Lipids through regulation of chronic inflammation play key roles in the development of various diseases. Here, we report that a mixed population of human primary monocytes migrated towards LPC, as well as oxidized linoleic acid isoforms 9-S-HODE, 9-R-HODE and 13-R-HODE. Incubation with 9-R-HODE, 13-R-HODE and LPC resulted in increased expression of CXCR4, the receptor for SDF-1α/CXCL12, correlated with increased monocyte migration towards SDF-1α/CXCL12. Further, we report increased expression of CCR9, the receptor for TECK/CCL25, after stimulation with these lipids. Upon examining the migratory response towards TECK/CCL25, it was observed that an increase in CCR9 expression upon pre-treatment with 9-S-HODE, 9-R-HODE, 13-R-HODE and LPC resulted in increased migration of monocytes expressing CCR9. Only LPC but not any other lipid examined increased the influx of intracellular Ca2+ in monocytes. Finally, 9-S-HODE, 9-R-HODE, 13-R-HODE, or LPC inhibited the release of IL-6 from monocytes suggesting that these lipids may play important role in controlling inflammatory responses.

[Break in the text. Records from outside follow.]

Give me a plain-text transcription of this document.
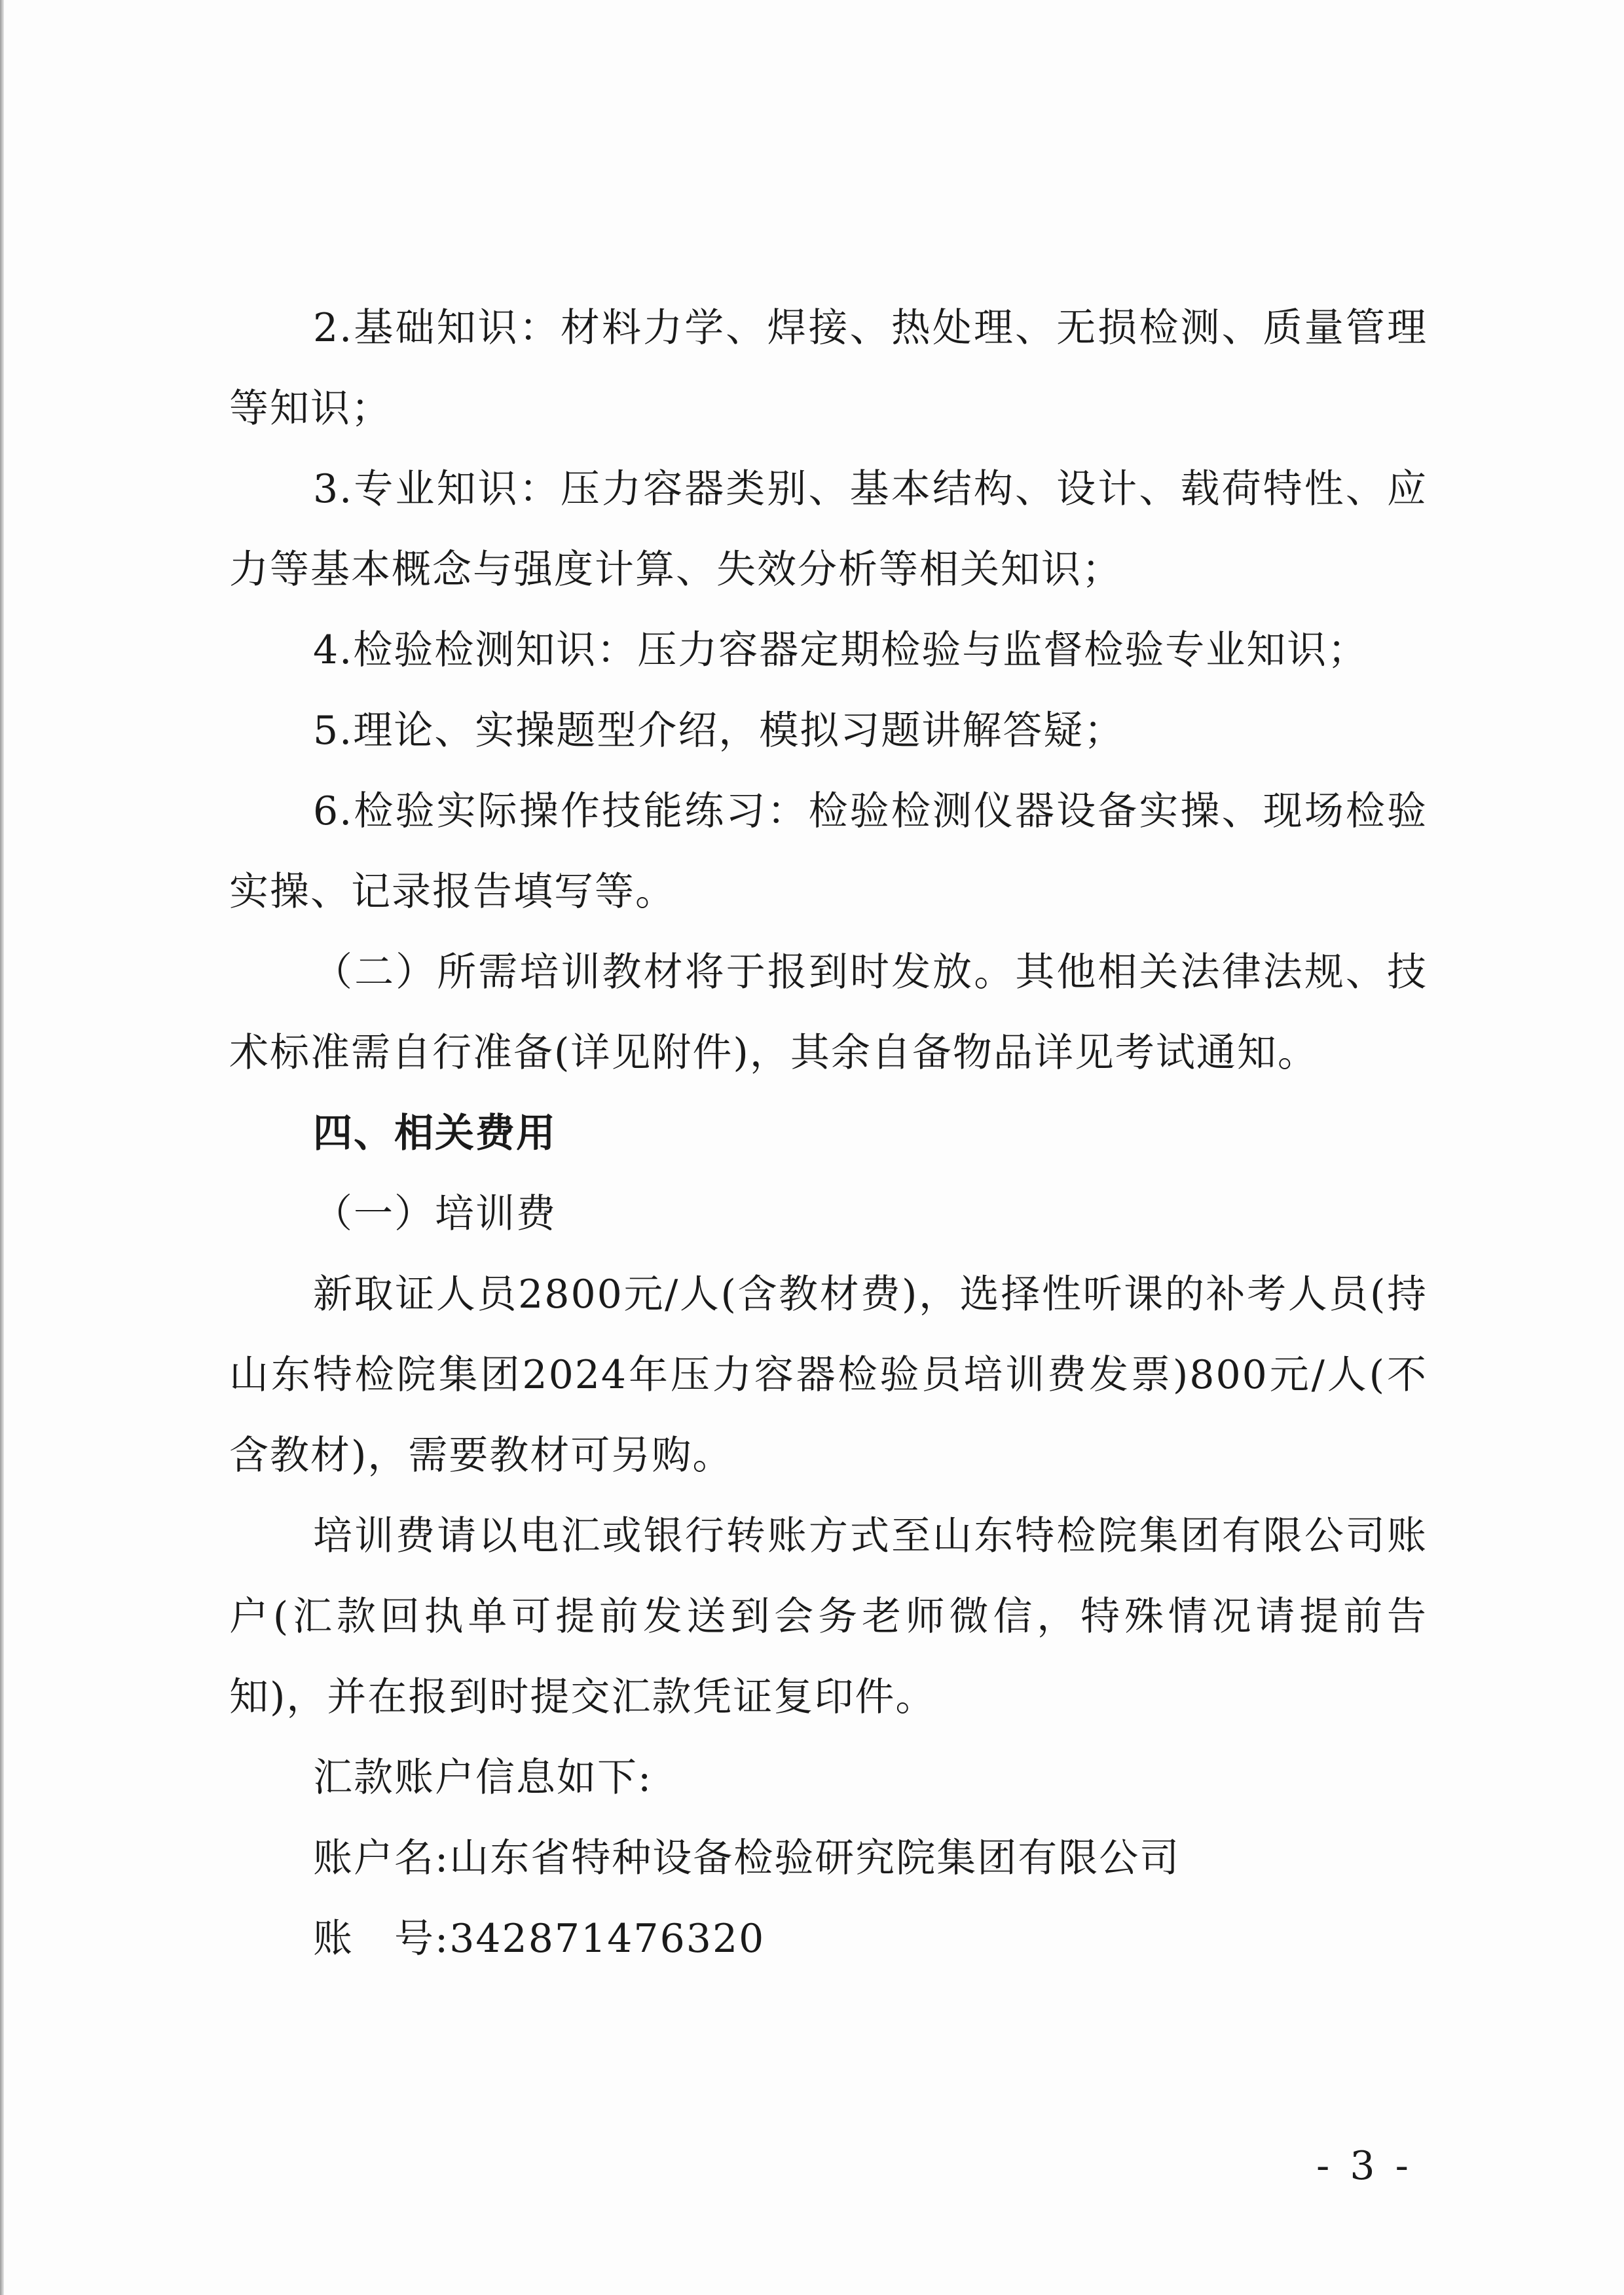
2.基础知识：材料力学、焊接、热处理、无损检测、质量管理等知识；
3.专业知识：压力容器类别、基本结构、设计、载荷特性、应力等基本概念与强度计算、失效分析等相关知识；
4.检验检测知识：压力容器定期检验与监督检验专业知识；
5.理论、实操题型介绍，模拟习题讲解答疑；
6.检验实际操作技能练习：检验检测仪器设备实操、现场检验实操、记录报告填写等。
（二）所需培训教材将于报到时发放。其他相关法律法规、技术标准需自行准备(详见附件)，其余自备物品详见考试通知。
四、相关费用
（一）培训费
新取证人员2800元/人(含教材费)，选择性听课的补考人员(持山东特检院集团2024年压力容器检验员培训费发票)800元/人(不含教材)，需要教材可另购。
培训费请以电汇或银行转账方式至山东特检院集团有限公司账户(汇款回执单可提前发送到会务老师微信，特殊情况请提前告知)，并在报到时提交汇款凭证复印件。
汇款账户信息如下:
账户名:山东省特种设备检验研究院集团有限公司
账　号:342871476320
- 3 -
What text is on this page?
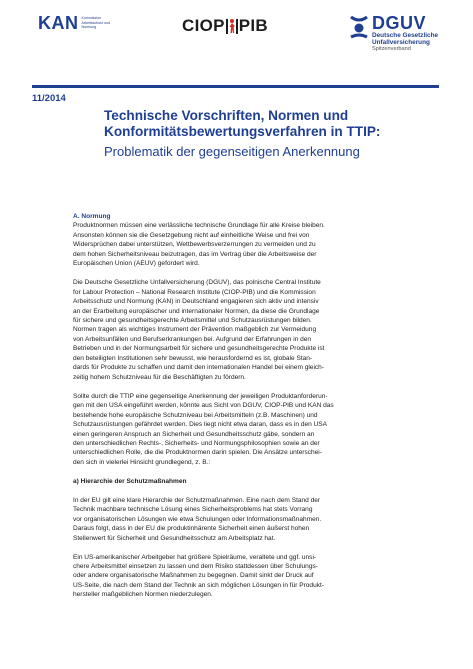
KAN Kommission
Arbeitsschutz und
Normung	CIOP PIB	DGUV
Deutsche Gesetzliche
Unfallversicherung
Spitzenverband
11/2014
Technische Vorschriften, Normen und
Konformitätsbewertungsverfahren in TTIP:
Problematik der gegenseitigen Anerkennung
A. Normung

Produktnormen müssen eine verlässliche technische Grundlage für alle Kreise bleiben.
Ansonsten können sie die Gesetzgebung nicht auf einheitliche Weise und frei von
Widersprüchen dabei unterstützen, Wettbewerbsverzerrungen zu vermeiden und zu
dem hohen Sicherheitsniveau beizutragen, das im Vertrag über die Arbeitsweise der
Europäischen Union (AEUV) gefordert wird.

Die Deutsche Gesetzliche Unfallversicherung (DGUV), das polnische Central Institute
for Labour Protection – National Research Institute (CIOP-PIB) und die Kommission
Arbeitsschutz und Normung (KAN) in Deutschland engagieren sich aktiv und intensiv
an der Erarbeitung europäischer und internationaler Normen, da diese die Grundlage
für sichere und gesundheitsgerechte Arbeitsmittel und Schutzausrüstungen bilden.
Normen tragen als wichtiges Instrument der Prävention maßgeblich zur Vermeidung
von Arbeitsunfällen und Berufserkrankungen bei. Aufgrund der Erfahrungen in den
Betrieben und in der Normungsarbeit für sichere und gesundheitsgerechte Produkte ist
den beteiligten Institutionen sehr bewusst, wie herausfordernd es ist, globale Stan-
dards für Produkte zu schaffen und damit den internationalen Handel bei einem gleich-
zeitig hohem Schutzniveau für die Beschäftigten zu fördern.

Sollte durch die TTIP eine gegenseitige Anerkennung der jeweiligen Produktanforderun-
gen mit den USA eingeführt werden, könnte aus Sicht von DGUV, CIOP-PIB und KAN das
bestehende hohe europäische Schutzniveau bei Arbeitsmitteln (z.B. Maschinen) und
Schutzausrüstungen gefährdet werden. Dies liegt nicht etwa daran, dass es in den USA
einen geringeren Anspruch an Sicherheit und Gesundheitsschutz gäbe, sondern an
den unterschiedlichen Rechts-, Sicherheits- und Normungsphilosophien sowie an der
unterschiedlichen Rolle, die die Produktnormen darin spielen. Die Ansätze unterschei-
den sich in vielerlei Hinsicht grundlegend, z. B.:

a) Hierarchie der Schutzmaßnahmen

In der EU gilt eine klare Hierarchie der Schutzmaßnahmen. Eine nach dem Stand der
Technik machbare technische Lösung eines Sicherheitsproblems hat stets Vorrang
vor organisatorischen Lösungen wie etwa Schulungen oder Informationsmaßnahmen.
Daraus folgt, dass in der EU die produktinhärente Sicherheit einen äußerst hohen
Stellenwert für Sicherheit und Gesundheitsschutz am Arbeitsplatz hat.

Ein US-amerikanischer Arbeitgeber hat größere Spielräume, veraltete und ggf. unsi-
chere Arbeitsmittel einsetzen zu lassen und dem Risiko stattdessen über Schulungs-
oder andere organisatorische Maßnahmen zu begegnen. Damit sinkt der Druck auf
US-Seite, die nach dem Stand der Technik an sich möglichen Lösungen in für Produkt-
hersteller maßgeblichen Normen niederzulegen.
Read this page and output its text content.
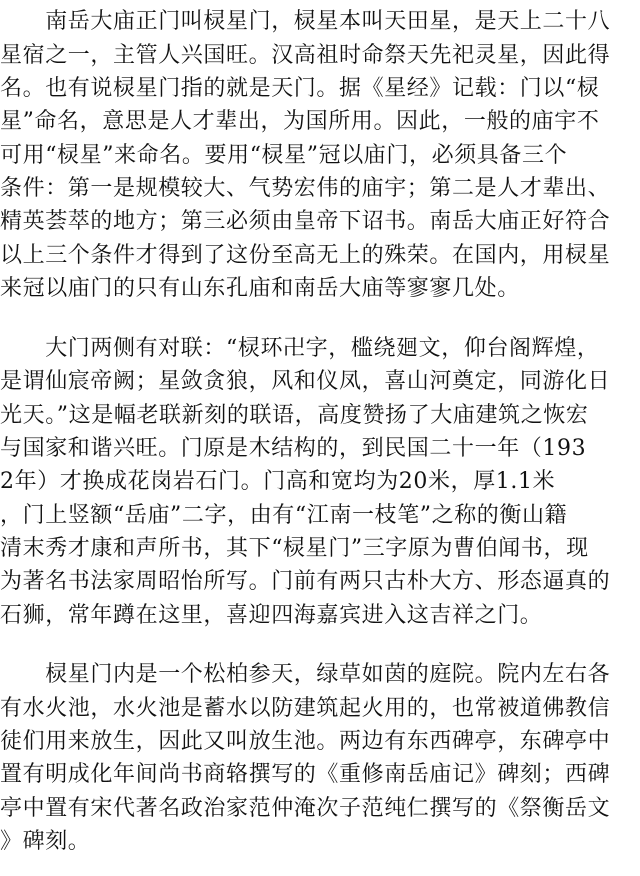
　　南岳大庙正门叫棂星门，棂星本叫天田星，是天上二十八
星宿之一，主管人兴国旺。汉高祖时命祭天先祀灵星，因此得
名。也有说棂星门指的就是天门。据《星经》记载：门以“棂
星”命名，意思是人才辈出，为国所用。因此，一般的庙宇不
可用“棂星”来命名。要用“棂星”冠以庙门，必须具备三个
条件：第一是规模较大、气势宏伟的庙宇；第二是人才辈出、
精英荟萃的地方；第三必须由皇帝下诏书。南岳大庙正好符合
以上三个条件才得到了这份至高无上的殊荣。在国内，用棂星
来冠以庙门的只有山东孔庙和南岳大庙等寥寥几处。
　　大门两侧有对联：“棂环卍字，槛绕廻文，仰台阁辉煌，
是谓仙宸帝阙；星敛贪狼，风和仪凤，喜山河奠定，同游化日
光天。”这是幅老联新刻的联语，高度赞扬了大庙建筑之恢宏
与国家和谐兴旺。门原是木结构的，到民国二十一年（193
2年）才换成花岗岩石门。门高和宽均为20米，厚1.1米
，门上竖额“岳庙”二字，由有“江南一枝笔”之称的衡山籍
清末秀才康和声所书，其下“棂星门”三字原为曹伯闻书，现
为著名书法家周昭怡所写。门前有两只古朴大方、形态逼真的
石狮，常年蹲在这里，喜迎四海嘉宾进入这吉祥之门。
　　棂星门内是一个松柏参天，绿草如茵的庭院。院内左右各
有水火池，水火池是蓄水以防建筑起火用的，也常被道佛教信
徒们用来放生，因此又叫放生池。两边有东西碑亭，东碑亭中
置有明成化年间尚书商辂撰写的《重修南岳庙记》碑刻；西碑
亭中置有宋代著名政治家范仲淹次子范纯仁撰写的《祭衡岳文
》碑刻。
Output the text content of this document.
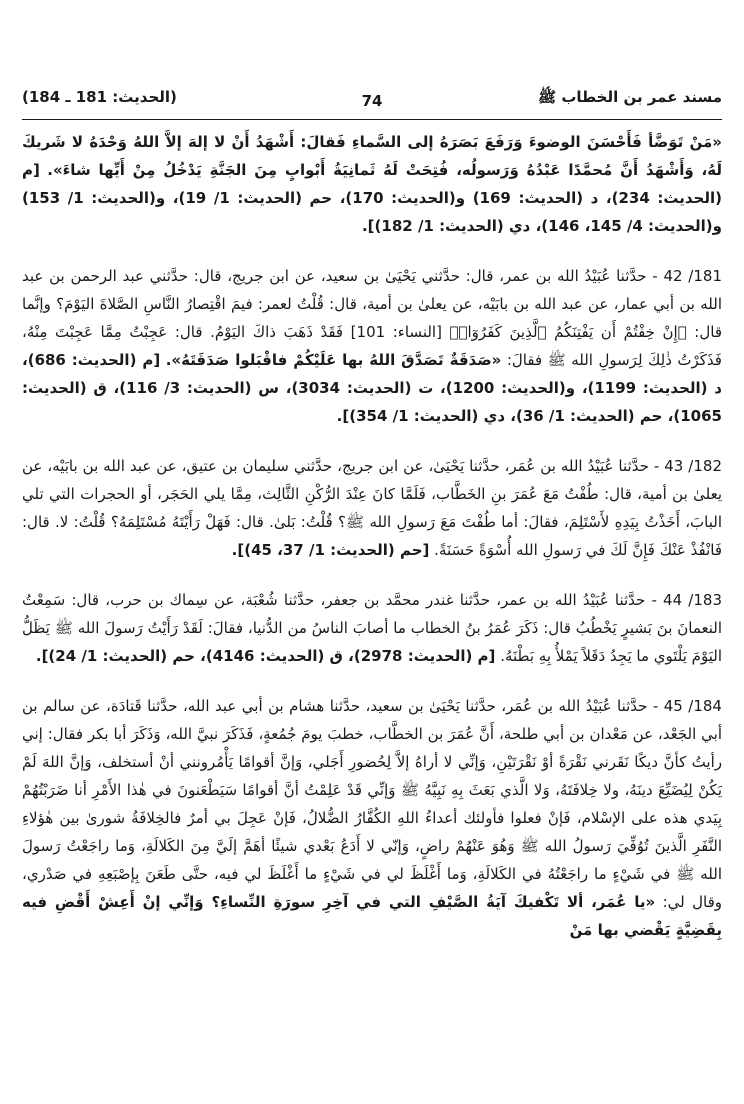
مسند عمر بن الخطاب ﷺ
74
(الحديث: 181 ـ 184)

«مَنْ تَوَضَّأ فَأَحْسَنَ الوضوءَ وَرَفَعَ بَصَرَهُ إلى السَّماءِ فَقالَ: أَشْهَدُ أَنْ لا إلهَ إلاَّ اللهُ وَحْدَهُ لا شَريكَ لَهُ، وَأَشْهَدُ أَنَّ مُحمَّدًا عَبْدُهُ وَرَسولُه، فُتِحَتْ لَهُ ثَمانِيَةُ أَبْوابٍ مِنَ الجَنَّةِ يَدْخُلُ مِنْ أَيِّها شاءَ». [م (الحديث: 234)، د (الحديث: 169) و(الحديث: 170)، حم (الحديث: 1/ 19)، و(الحديث: 1/ 153) و(الحديث: 4/ 145، 146)، دي (الحديث: 1/ 182)].

181/ 42 - حدَّثنا عُبَيْدُ الله بن عمر، قال: حدَّثني يَحْيَىٰ بن سعيد، عن ابن جريج، قال: حدَّثني عبد الرحمن بن عبد الله بن أبي عمار، عن عبد الله بن بابَيْه، عن يعلىٰ بن أمية، قال: قُلْتُ لعمر: فيمَ اقْتِصارُ النَّاسِ الصَّلاةَ اليَوْمَ؟ وإنَّما قال: ﴿إِنْ خِفْتُمْ أَن يَفْتِنَكُمُ ٱلَّذِينَ كَفَرُوٓا۟﴾ [النساء: 101] فَقَدْ ذَهَبَ ذاكَ اليَوْمُ. قال: عَجِبْتُ مِمَّا عَجِبْتَ مِنْهُ، فَذَكَرْتُ ذٰلِكَ لِرَسولِ الله ﷺ فقالَ: «صَدَقَةٌ تَصَدَّقَ اللهُ بها عَلَيْكُمْ فاقْبَلوا صَدَقَتَهُ». [م (الحديث: 686)، د (الحديث: 1199)، و(الحديث: 1200)، ت (الحديث: 3034)، س (الحديث: 3/ 116)، ق (الحديث: 1065)، حم (الحديث: 1/ 36)، دي (الحديث: 1/ 354)].

182/ 43 - حدَّثنا عُبَيْدُ الله بن عُمَر، حدَّثنا يَحْيَىٰ، عن ابن جريج، حدَّثني سليمان بن عتيق، عن عبد الله بن بابَيْه، عن يعلىٰ بن أمية، قال: طُفْتُ مَعَ عُمَرَ بنِ الخَطَّاب، فَلَمَّا كانَ عِنْدَ الرُّكْنِ الثَّالِث، مِمَّا يلي الحَجَر، أو الحجرات التي تلي البابَ، أَخَذْتُ بِيَدِهِ لأَسْتَلِمَ، فقالَ: أما طُفْتَ مَعَ رَسولِ الله ﷺ؟ قُلْتُ: بَلىٰ. قال: فَهَلْ رَأَيْتَهُ مُسْتَلِمَهُ؟ قُلْتُ: لا. قال: فَانْفُذْ عَنْكَ فَإِنَّ لَكَ في رَسولِ الله أُسْوَةً حَسَنَةً. [حم (الحديث: 1/ 37، 45)].

183/ 44 - حدَّثنا عُبَيْدُ الله بن عمر، حدَّثنا غندر محمَّد بن جعفر، حدَّثنا شُعْبَة، عن سِماك بن حرب، قال: سَمِعْتُ النعمانَ بنَ بَشيرٍ يَخْطُبُ قال: ذَكَرَ عُمَرُ بنُ الخطاب ما أصابَ الناسُ من الدُّنيا، فقالَ: لَقَدْ رَأَيْتُ رَسولَ الله ﷺ يَظَلُّ اليَوْمَ يَلْتَوي ما يَجِدُ دَقَلاً يَمْلأُ بِهِ بَطْنَهُ. [م (الحديث: 2978)، ق (الحديث: 4146)، حم (الحديث: 1/ 24)].

184/ 45 - حدَّثنا عُبَيْدُ الله بن عُمَر، حدَّثنا يَحْيَىٰ بن سعيد، حدَّثنا هشام بن أبي عبد الله، حدَّثنا قَتادَة، عن سالم بن أبي الجَعْد، عن مَعْدان بن أبي طلحة، أَنَّ عُمَرَ بن الخطَّاب، خطبَ يومَ جُمُعةٍ، فَذَكَرَ نبيَّ الله، وَذَكَرَ أبا بكر فقال: إني رأيتُ كأنَّ ديكًا نَقَرني نَقْرَةً أوْ نَقْرَتَيْنِ، وَإنِّي لا أراهُ إلاَّ لِحُضورِ أَجَلي، وَإنَّ أقوامًا يَأْمُرونني أنْ أستخلف، وَإنَّ اللهَ لَمْ يَكُنْ لِيُضَيِّعَ دينَهُ، ولا خِلافَتَهُ، وَلا الَّذي بَعَثَ بِهِ نَبِيَّهُ ﷺ وَإنِّي قَدْ عَلِمْتُ أنَّ أقوامًا سَيَطْعَنونَ في هٰذا الأَمْرِ أنا ضَرَبْتُهُمْ بِيَدي هذه على الإسْلام، فَإنْ فعلوا فأولئك أعداءُ اللهِ الكُفَّارُ الضُّلالُ، فَإنْ عَجِلَ بي أمرٌ فالخِلافَةُ شورىٰ بين هٰؤلاءِ النَّفَرِ الَّذينَ تُوُفِّيَ رَسولُ الله ﷺ وَهُوَ عَنْهُمْ راضٍ، وَإنّي لا أَدَعُ بَعْدي شيئًا أهَمَّ إلَيَّ مِنَ الكَلالَةِ، وَما راجَعْتُ رَسولَ الله ﷺ في شَيْءٍ ما راجَعْتُهُ في الكَلالَةِ، وَما أَغْلَظَ لي في شَيْءٍ ما أَغْلَظَ لي فيه، حتَّى طَعَنَ بِإصْبَعِهِ في صَدْري، وقال لي: «يا عُمَر، ألا تَكْفيكَ آيَةُ الصَّيْفِ التي في آخِرِ سورَةِ النِّساءِ؟ وَإنِّي إنْ أَعِشْ أَقْضِ فيه بِقَضِيَّةٍ يَقْضي بها مَنْ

脂质通过调节慢性炎症在多种疾病的发展中起关键作用。在此,我们报道人类原代单核细胞的混合群体向溶血磷脂酰胆碱(LPC)以及氧化亚油酸异构体9 - S - 羟基十八碳二烯酸(9 - S - HODE)、9 - R - 羟基十八碳二烯酸(9 - R - HODE)和13 - R - 羟基十八碳二烯酸(13 - R - HODE)迁移。与9 - R - HODE、13 - R - HODE和LPC孵育导致趋化因子受体4(CXCR4)表达增加,CXCR4是基质细胞衍生因子1α/趋化因子CXC配体12(SDF - 1α/CXCL12)的受体,这与单核细胞向SDF - 1α/CXCL12的迁移增加相关。此外,我们报道在用这些脂质刺激后,胸腺表达趋化因子(TECK)/趋化因子C - C基序配体25(CCL25)的受体CCR9表达增加。在检测对TECK/CCL25的迁移反应时,观察到用9 - S - HODE、9 - R - HODE、13 - R - HODE和LPC预处理后CCR9表达增加导致表达CCR9的单核细胞迁移增加。只有LPC而非其他任何检测的脂质增加了单核细胞内钙离子的流入。最后,9 - S - HODE、9 - R - HODE、13 - R - HODE或LPC抑制单核细胞中白细胞介素6(IL - 6)的释放,表明这些脂质可能在控制炎症反应中起重要作用。